The technology, licensed from Beth Israel Deaconess Medical Center (BIDMC), is supported by a recent publication in Blood demonstrating that Drp1 phosphorylation provides a robust platform for immune-based platelet function testing.
Current platelet function assays rely on light transmission aggregometry or proprietary cartridge-based systems, which require specialised expertise, dedicated instruments, and expensive consumables that limit their use in routine clinical practice. PlateletDiagnostics' new assay is performed on standard laboratory ELISA equipment, processes whole blood samples, and is designed to fit into existing laboratory workflows. This approach enables laboratories to freeze, batch and later analyse samples, reducing technician time and overall cost compared with competing methods.
The new assay leverages dual-site phosphorylation of Drp1, a highly abundant platelet GTPase whose phosphorylation state changes in response to both platelet agonists and antiplatelet agents. Using proprietary antibodies developed by PlateletDiagnostics, the ELISA provides a sensitive readout of platelet reactivity that was shown to perform comparably to aggregometry and point-of-care tests in clinical studies of aspirin and clopidogrel therapy. Because Drp1 integrates signals from multiple pathways, the platform can be adapted to interrogate platelet function in a broad range of clinical scenarios where platelet reactivity is important.
"Antiplatelet medications are prescribed to millions of patients to prevent heart attacks and strokes, but we lack an inexpensive, scalable way to monitor whether individual patients are adequately inhibited or resistant to therapy," said Robert Flaumenhaft MD PhD, Professor of Medicine and Chief of the Division of Hemostasis and Thrombosis at BIDMC, and co-founder of PlateletDiagnostics. "By bringing a platelet function test onto standard ELISA platforms, we aim to make antiplatelet monitoring accessible to any hospital laboratory, not just specialised centres."

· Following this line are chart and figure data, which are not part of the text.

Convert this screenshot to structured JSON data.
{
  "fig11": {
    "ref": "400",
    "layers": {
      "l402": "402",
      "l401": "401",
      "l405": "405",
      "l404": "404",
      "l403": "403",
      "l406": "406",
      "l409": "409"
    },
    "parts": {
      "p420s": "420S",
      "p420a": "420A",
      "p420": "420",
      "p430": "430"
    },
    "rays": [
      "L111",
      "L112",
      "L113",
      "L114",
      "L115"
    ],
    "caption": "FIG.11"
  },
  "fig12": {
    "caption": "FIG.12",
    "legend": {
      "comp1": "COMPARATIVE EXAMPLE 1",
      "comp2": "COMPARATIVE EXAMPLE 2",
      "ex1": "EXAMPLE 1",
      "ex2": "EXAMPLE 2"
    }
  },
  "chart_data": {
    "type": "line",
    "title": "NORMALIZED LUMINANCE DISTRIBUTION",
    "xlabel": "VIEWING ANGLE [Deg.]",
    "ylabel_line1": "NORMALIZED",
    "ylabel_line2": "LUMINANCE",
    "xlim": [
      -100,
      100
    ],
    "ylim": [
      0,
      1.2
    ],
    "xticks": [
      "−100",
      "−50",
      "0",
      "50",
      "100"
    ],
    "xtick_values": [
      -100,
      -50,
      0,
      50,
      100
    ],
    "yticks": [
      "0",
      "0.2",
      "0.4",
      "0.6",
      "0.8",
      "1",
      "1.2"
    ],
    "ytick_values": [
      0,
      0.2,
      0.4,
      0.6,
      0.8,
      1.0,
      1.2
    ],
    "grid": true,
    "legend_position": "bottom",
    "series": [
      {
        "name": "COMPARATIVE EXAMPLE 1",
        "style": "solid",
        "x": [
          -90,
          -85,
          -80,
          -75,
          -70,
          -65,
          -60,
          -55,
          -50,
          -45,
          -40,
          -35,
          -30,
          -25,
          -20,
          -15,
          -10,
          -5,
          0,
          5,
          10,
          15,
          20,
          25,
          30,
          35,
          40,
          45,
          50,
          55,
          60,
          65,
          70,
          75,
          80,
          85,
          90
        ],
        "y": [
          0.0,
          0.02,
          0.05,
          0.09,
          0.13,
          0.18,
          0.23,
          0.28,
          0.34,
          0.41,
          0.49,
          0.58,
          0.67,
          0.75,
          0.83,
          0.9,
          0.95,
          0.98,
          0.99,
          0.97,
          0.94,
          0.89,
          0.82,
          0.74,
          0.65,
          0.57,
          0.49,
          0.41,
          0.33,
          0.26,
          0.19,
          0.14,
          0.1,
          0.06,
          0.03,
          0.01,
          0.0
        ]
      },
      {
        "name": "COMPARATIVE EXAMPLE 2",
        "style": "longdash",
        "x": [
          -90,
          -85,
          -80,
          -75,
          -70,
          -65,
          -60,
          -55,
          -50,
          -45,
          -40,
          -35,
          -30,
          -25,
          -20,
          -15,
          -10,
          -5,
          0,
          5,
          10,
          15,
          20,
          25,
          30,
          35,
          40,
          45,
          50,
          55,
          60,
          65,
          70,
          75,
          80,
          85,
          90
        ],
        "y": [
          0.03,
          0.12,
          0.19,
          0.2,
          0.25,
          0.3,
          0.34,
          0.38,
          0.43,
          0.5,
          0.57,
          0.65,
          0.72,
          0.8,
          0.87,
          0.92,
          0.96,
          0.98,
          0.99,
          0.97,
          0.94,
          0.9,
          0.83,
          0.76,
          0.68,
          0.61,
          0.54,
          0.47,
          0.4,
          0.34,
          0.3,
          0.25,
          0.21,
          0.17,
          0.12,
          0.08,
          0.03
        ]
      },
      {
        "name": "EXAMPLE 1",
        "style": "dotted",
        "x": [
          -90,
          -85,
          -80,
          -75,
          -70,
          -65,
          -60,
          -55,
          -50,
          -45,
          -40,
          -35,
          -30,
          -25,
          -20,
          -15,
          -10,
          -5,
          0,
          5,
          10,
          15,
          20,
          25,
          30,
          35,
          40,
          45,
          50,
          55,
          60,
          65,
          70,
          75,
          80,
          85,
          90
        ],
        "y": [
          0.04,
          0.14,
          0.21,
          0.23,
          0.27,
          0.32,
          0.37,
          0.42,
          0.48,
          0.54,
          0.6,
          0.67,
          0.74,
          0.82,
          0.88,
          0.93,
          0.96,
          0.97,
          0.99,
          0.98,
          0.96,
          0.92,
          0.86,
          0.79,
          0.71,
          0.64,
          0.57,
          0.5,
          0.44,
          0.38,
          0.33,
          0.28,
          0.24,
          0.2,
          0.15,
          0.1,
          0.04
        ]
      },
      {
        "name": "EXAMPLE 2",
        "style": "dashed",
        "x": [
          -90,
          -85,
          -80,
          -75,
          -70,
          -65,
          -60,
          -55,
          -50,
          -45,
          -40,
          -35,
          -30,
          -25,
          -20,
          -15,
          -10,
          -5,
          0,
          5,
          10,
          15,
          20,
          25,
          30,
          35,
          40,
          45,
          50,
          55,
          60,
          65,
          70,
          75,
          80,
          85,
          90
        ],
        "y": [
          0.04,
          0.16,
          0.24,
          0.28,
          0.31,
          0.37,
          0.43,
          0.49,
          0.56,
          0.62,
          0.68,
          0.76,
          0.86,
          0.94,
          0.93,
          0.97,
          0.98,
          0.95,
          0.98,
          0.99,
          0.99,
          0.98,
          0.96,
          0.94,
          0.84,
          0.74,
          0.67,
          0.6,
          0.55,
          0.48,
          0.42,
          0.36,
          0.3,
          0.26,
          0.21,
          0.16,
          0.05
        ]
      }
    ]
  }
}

In proof-of-principle clinical studies, the Drp1 phosphorylation ELISA tracked reductions and recovery of platelet function during initiation and washout of aspirin and clopidogrel therapy, demonstrating sensitivity and specificity comparable to or better than established assays. The assay maintained signal stability under conditions that commonly degrade other platelet markers and showed enhanced dynamic range and signal-to-noise relative to cartridge-based tests. These features, together with low per-test cost and compatibility with existing laboratory infrastructure, position the technology as a scalable solution for large patient populations receiving antiplatelet drugs.
PlateletDiagnostics is currently advancing the assay through further clinical validation and exploring options to support regulatory submission and commercialisation. The company's proprietary antibodies and assay design are covered by intellectual property licensed from BIDMC, with additional company-developed reagents supporting a differentiated competitive position in platelet diagnostics.